Risk is an app version of a classic world domination board game. The digital version of this game has several variations of the game in single player mode, pass & play (or multiplayer on one device) mode, global domination (challenge players online) mode, and play friends (online) mode.
The classic version of the game requires the player to place armies on a world map. They then choose a country (touching one they already own) and attack it. The winner is determined by a dice roll that is done automatically by the app. If they win the dice roll, they win the country and move their armies into it. They can then attack again or end their turn. The goal of the game is to take out all the other players and own the world.
Some of the games require tokens to play. The player earns tokens by winning a game. They also refill at a rate of one token every 30 minutes. The game keeps track of a variety of stats for the player, including wins, types of games played, and number of armies lost. There are extra game boards available for purchase, as well as a premium mode which includes unlimited tokens. The ESRB rated Risk E for Everyone and LW4K stands by this rating.
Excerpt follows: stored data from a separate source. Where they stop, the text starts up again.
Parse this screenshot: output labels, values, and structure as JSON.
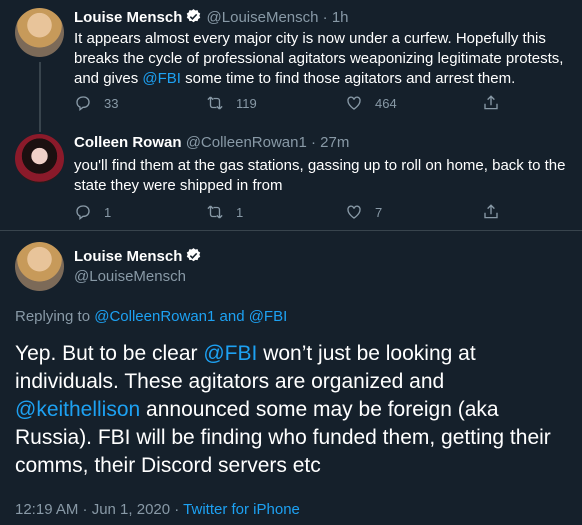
{
  "tweets": [
    {
      "name": "Louise Mensch",
      "handle": "@LouiseMensch",
      "time": "· 1h",
      "text_before": "It appears almost every major city is now under a curfew. Hopefully this breaks the cycle of professional agitators weaponizing legitimate protests, and gives ",
      "mention": "@FBI",
      "text_after": " some time to find those agitators and arrest them.",
      "replies": "33",
      "retweets": "119",
      "likes": "464"
    },
    {
      "name": "Colleen Rowan",
      "handle": "@ColleenRowan1",
      "time": "· 27m",
      "text": "you'll find them at the gas stations, gassing up to roll on home, back to the state they were shipped in from",
      "replies": "1",
      "retweets": "1",
      "likes": "7"
    }
  ],
  "main": {
    "name": "Louise Mensch",
    "handle": "@LouiseMensch",
    "replying_prefix": "Replying to ",
    "replying_to": "@ColleenRowan1 and @FBI",
    "text_1": "Yep. But to be clear ",
    "mention_1": "@FBI",
    "text_2": " won’t just be looking at individuals. These agitators are organized and ",
    "mention_2": "@keithellison",
    "text_3": " announced some may be foreign (aka Russia). FBI will be finding who funded them, getting their comms, their Discord servers etc",
    "timestamp": "12:19 AM · Jun 1, 2020 · ",
    "source": "Twitter for iPhone"
  },
  "colors": {
    "background": "#15202b",
    "accent": "#1da1f2",
    "muted": "#8899a6"
  },
  "icons": [
    "verified-badge-icon",
    "reply-icon",
    "retweet-icon",
    "like-icon",
    "share-icon"
  ]
}
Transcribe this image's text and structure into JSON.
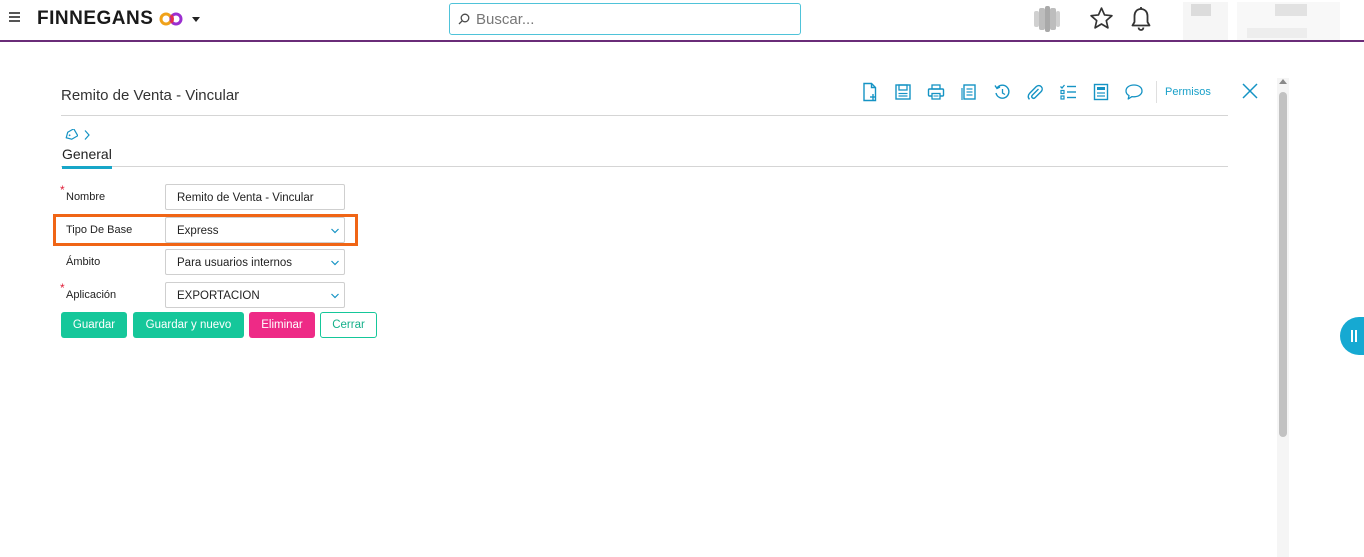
{
  "app": {
    "brand_name": "FINNEGANS",
    "search_placeholder": "Buscar..."
  },
  "panel": {
    "title": "Remito de Venta - Vincular",
    "permisos_label": "Permisos",
    "tab_general": "General"
  },
  "toolbar": {
    "icons": [
      "new-document-icon",
      "save-icon",
      "print-icon",
      "copy-icon",
      "history-icon",
      "attach-icon",
      "checklist-icon",
      "form-icon",
      "comment-icon"
    ]
  },
  "form": {
    "nombre": {
      "label": "Nombre",
      "value": "Remito de Venta - Vincular",
      "required": true
    },
    "tipo_base": {
      "label": "Tipo De Base",
      "value": "Express",
      "required": false
    },
    "ambito": {
      "label": "Ámbito",
      "value": "Para usuarios internos",
      "required": false
    },
    "aplicacion": {
      "label": "Aplicación",
      "value": "EXPORTACION",
      "required": true
    }
  },
  "buttons": {
    "guardar": "Guardar",
    "guardar_nuevo": "Guardar y nuevo",
    "eliminar": "Eliminar",
    "cerrar": "Cerrar"
  },
  "colors": {
    "accent": "#16a9d2",
    "topbar_rule": "#6a2c78",
    "green": "#15c79a",
    "pink": "#ee2a86",
    "highlight": "#f06515",
    "required": "#e0203a"
  }
}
Risk helps kids practice and improve the following skills:
Adapting and adjusting to changing conditions and expectations.
Because Risk is a board game where you play against other players (sometimes even a computer in the app version), the player has to be flexible. The player could have the best plan laid out, knowing exactly where they are going to go and how they are going to dominate the world, but the other players can interfere with it. The element of random dice rolls can also impact what the player has to do. They might have the advantage of more armies against a competitor's country, but if the dice come out the wrong way, they might still lose. When any of this happens, the player has to adjust to these new "obstacles" and adapt to the changes they now have to make in their plan. If they don't, they will not win the game.
Developing and retaining information in our minds while working.
This game has a lot of similarities to chess. The player needs to solve the problem of how to beat all of their opponents. Which one to take out first, for example, and even which country to try and take over first. They also need to know when to leave a bunch of armies in one country in order to protect other countries they may own. And they need to plan out several steps and attacks and even turns at a time. Just like in chess, they may not get to follow through with their plan because of something a fellow player has done, but they need to have several steps planned out. And because these games can last 30 or 60 minutes--or more--the player has to maintain a long-term plan. If they don't, they will not be able to win.